2000年代中盤にも輝きを取り戻した。ピョトル・ノワク監督のもと2004年に4度目のMLSカップを獲得し、2006年・2007年にはサポーターズ・シールドを連覇。2008年にはUSオープンカップも制した。その後、長期政権を担ったベン・オルセン監督の指揮下で2013年に再びUSオープンカップを制したのが、現時点での最後のメジャータイトルとなっている。
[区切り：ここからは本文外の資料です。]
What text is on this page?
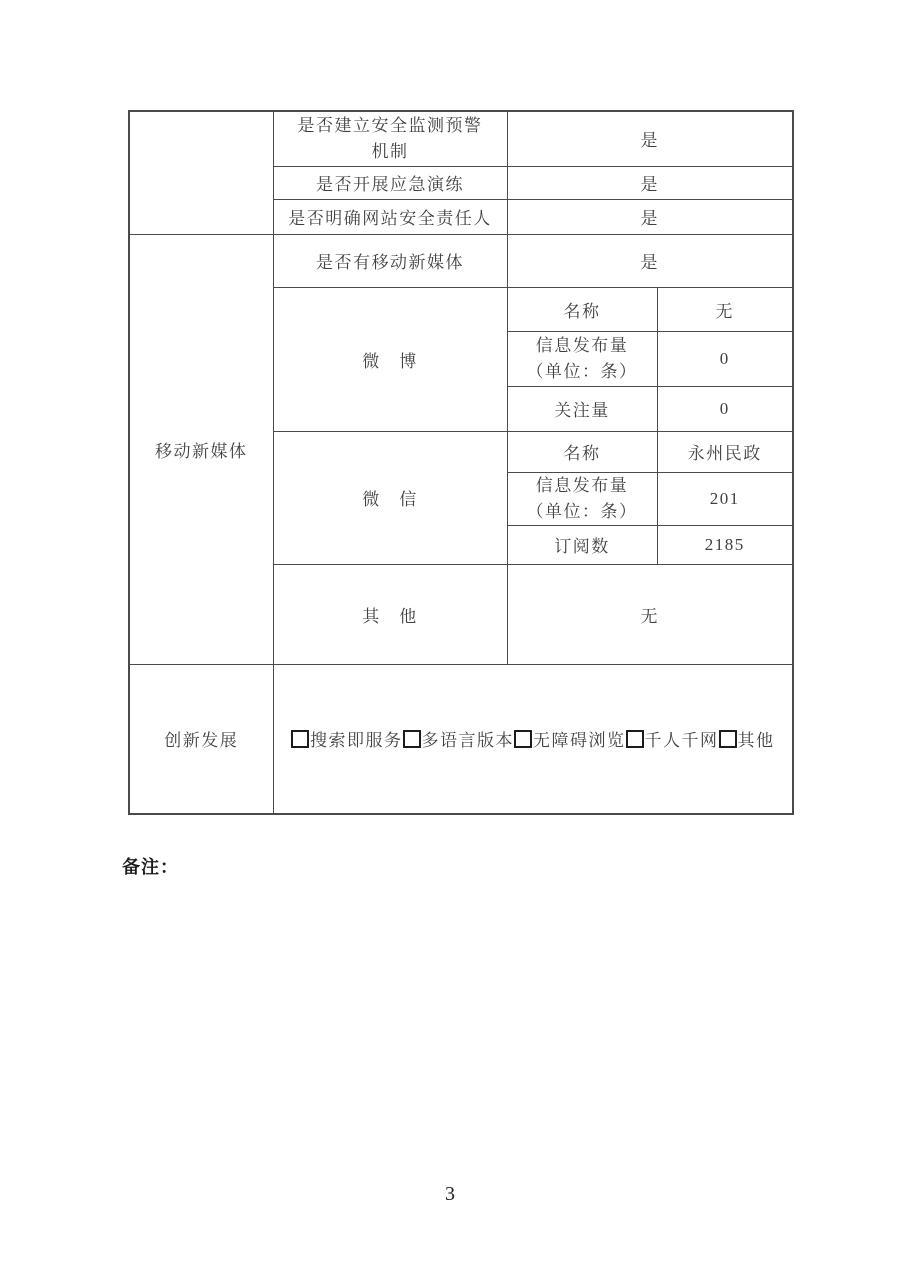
	是否建立安全监测预警
机制	是	
	是否开展应急演练	是	
	是否明确网站安全责任人	是	
移动新媒体	是否有移动新媒体	是	
	微　博	名称	无

		信息发布量
（单位：条）	0
		关注量	0
	微　信	名称	永州民政

		信息发布量
（单位：条）	201
		订阅数	2185
	其　他	无	
创新发展	搜索即服务 多语言版本 无障碍浏览 千人千网 其他		
备注：
3
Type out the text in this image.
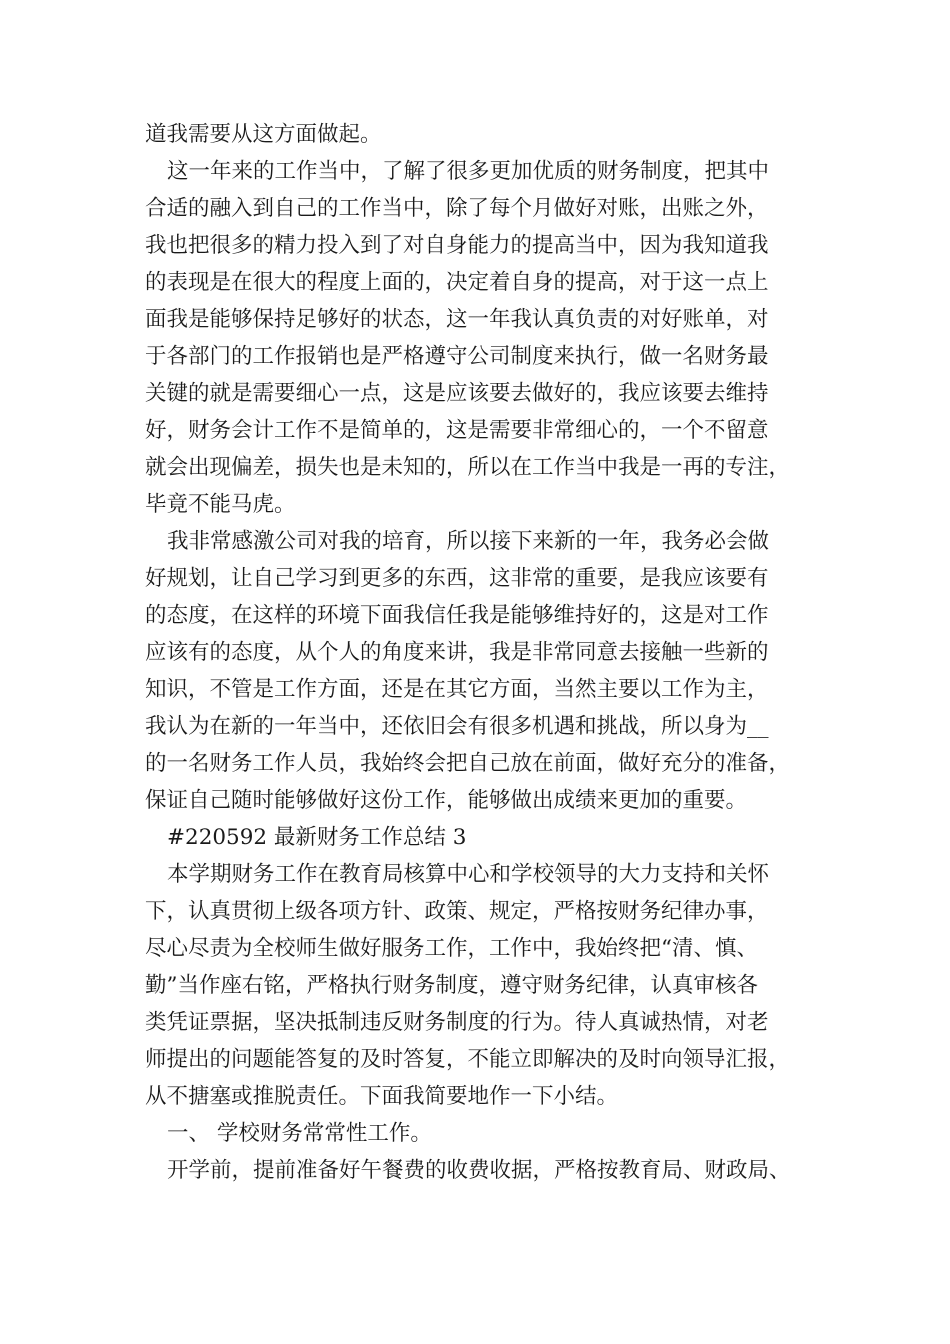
道我需要从这方面做起。
这一年来的工作当中，了解了很多更加优质的财务制度，把其中
合适的融入到自己的工作当中，除了每个月做好对账，出账之外，
我也把很多的精力投入到了对自身能力的提高当中，因为我知道我
的表现是在很大的程度上面的，决定着自身的提高，对于这一点上
面我是能够保持足够好的状态，这一年我认真负责的对好账单，对
于各部门的工作报销也是严格遵守公司制度来执行，做一名财务最
关键的就是需要细心一点，这是应该要去做好的，我应该要去维持
好，财务会计工作不是简单的，这是需要非常细心的，一个不留意
就会出现偏差，损失也是未知的，所以在工作当中我是一再的专注，
毕竟不能马虎。
我非常感激公司对我的培育，所以接下来新的一年，我务必会做
好规划，让自己学习到更多的东西，这非常的重要，是我应该要有
的态度，在这样的环境下面我信任我是能够维持好的，这是对工作
应该有的态度，从个人的角度来讲，我是非常同意去接触一些新的
知识，不管是工作方面，还是在其它方面，当然主要以工作为主，
我认为在新的一年当中，还依旧会有很多机遇和挑战，所以身为__
的一名财务工作人员，我始终会把自己放在前面，做好充分的准备，
保证自己随时能够做好这份工作，能够做出成绩来更加的重要。
#220592 最新财务工作总结 3
本学期财务工作在教育局核算中心和学校领导的大力支持和关怀
下，认真贯彻上级各项方针、政策、规定，严格按财务纪律办事，
尽心尽责为全校师生做好服务工作，工作中，我始终把“清、慎、
勤”当作座右铭，严格执行财务制度，遵守财务纪律，认真审核各
类凭证票据，坚决抵制违反财务制度的行为。待人真诚热情，对老
师提出的问题能答复的及时答复，不能立即解决的及时向领导汇报，
从不搪塞或推脱责任。下面我简要地作一下小结。
一、 学校财务常常性工作。
开学前，提前准备好午餐费的收费收据，严格按教育局、财政局、
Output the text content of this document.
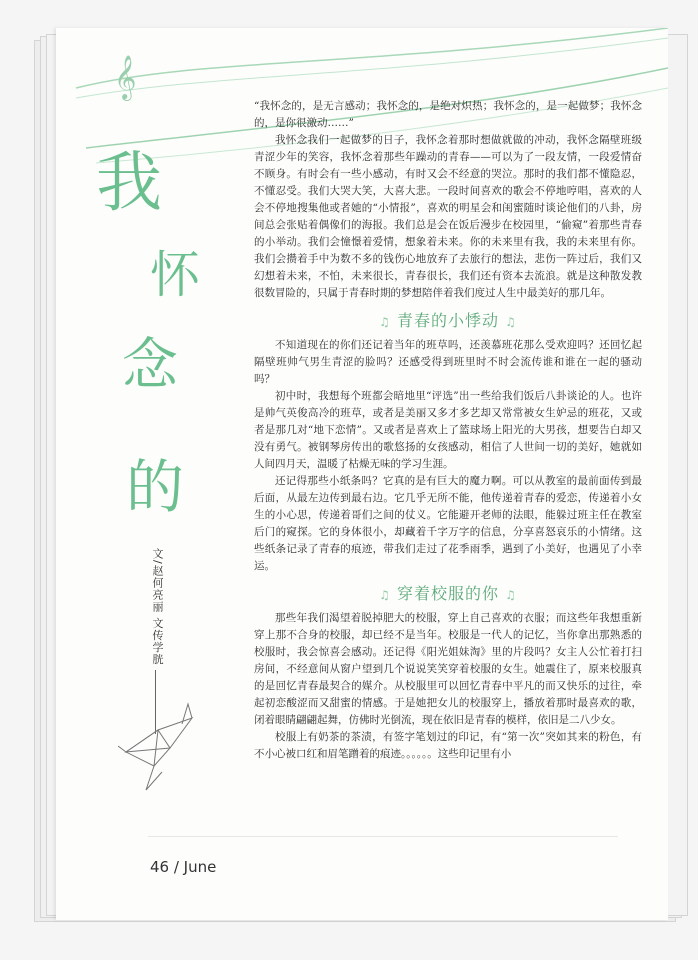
𝄞
我
怀
念
的
文/赵何亮丽 文传学胱
46 / June

“我怀念的，是无言感动；我怀念的，是绝对炽热；我怀念的，是一起做梦；我怀念的，是你很激动……”

我怀念我们一起做梦的日子，我怀念着那时想做就做的冲动，我怀念隔壁班级青涩少年的笑容，我怀念着那些年躁动的青春——可以为了一段友情，一段爱情奋不顾身。有时会有一些小感动，有时又会不经意的哭泣。那时的我们都不懂隐忍，不懂忍受。我们大哭大笑，大喜大悲。一段时间喜欢的歌会不停地哼唱，喜欢的人会不停地搜集他或者她的“小情报”，喜欢的明星会和闺蜜随时谈论他们的八卦，房间总会张贴着偶像们的海报。我们总是会在饭后漫步在校园里，“偷窥”着那些青春的小举动。我们会憧憬着爱情，想象着未来。你的未来里有我，我的未来里有你。我们会攒着手中为数不多的钱伤心地放弃了去旅行的想法，悲伤一阵过后，我们又幻想着未来，不怕，未来很长，青春很长，我们还有资本去流浪。就是这种散发教很数冒险的，只属于青春时期的梦想陪伴着我们度过人生中最美好的那几年。

♫ 青春的小悸动 ♫

不知道现在的你们还记着当年的班草吗，还羡慕班花那么受欢迎吗？还回忆起隔壁班帅气男生青涩的脸吗？还感受得到班里时不时会流传谁和谁在一起的骚动吗？

初中时，我想每个班都会暗地里“评选”出一些给我们饭后八卦谈论的人。也许是帅气英俊高冷的班草，或者是美丽又多才多艺却又常常被女生妒忌的班花，又或者是那几对“地下恋情”。又或者是喜欢上了篮球场上阳光的大男孩，想要告白却又没有勇气。被钢琴房传出的歌悠扬的女孩感动，相信了人世间一切的美好，她就如人间四月天，温暖了枯燥无味的学习生涯。

还记得那些小纸条吗？它真的是有巨大的魔力啊。可以从教室的最前面传到最后面，从最左边传到最右边。它几乎无所不能，他传递着青春的爱恋，传递着小女生的小心思，传递着哥们之间的仗义。它能避开老师的法眼，能躲过班主任在教室后门的窥探。它的身体很小，却藏着千字万字的信息，分享喜怒哀乐的小情绪。这些纸条记录了青春的痕迹，带我们走过了花季雨季，遇到了小美好，也遇见了小幸运。

♫ 穿着校服的你 ♫

那些年我们渴望着脱掉肥大的校服，穿上自己喜欢的衣服；而这些年我想重新穿上那不合身的校服，却已经不是当年。校服是一代人的记忆，当你拿出那熟悉的校服时，我会惊喜会感动。还记得《阳光姐妹淘》里的片段吗？女主人公忙着打扫房间，不经意间从窗户望到几个说说笑笑穿着校服的女生。她震住了，原来校服真的是回忆青春最契合的媒介。从校服里可以回忆青春中平凡的而又快乐的过往，牵起初恋酸涩而又甜蜜的情感。于是她把女儿的校服穿上，播放着那时最喜欢的歌，闭着眼睛翩翩起舞，仿佛时光倒流，现在依旧是青春的模样，依旧是二八少女。

校服上有奶茶的茶渍，有签字笔划过的印记，有“第一次”突如其来的粉色，有不小心被口红和眉笔蹭着的痕迹。。。。。。这些印记里有小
2010年代以降はプレーオフ出場を逃すシーズンも多く、クラブは安定感を欠いた時期が続いた。2018年にオーディ・フィールドへ移転し、2026年現在はルネ・ヴァイラー監督のもとで再建を目指している。通算タイトルはMLSカップ4回、サポーターズ・シールド4回、USオープンカップ3回、国際タイトル2回を数え、LAギャラクシーと並びアメリカサッカー史上最多優勝クラブのひとつに位置づけられている。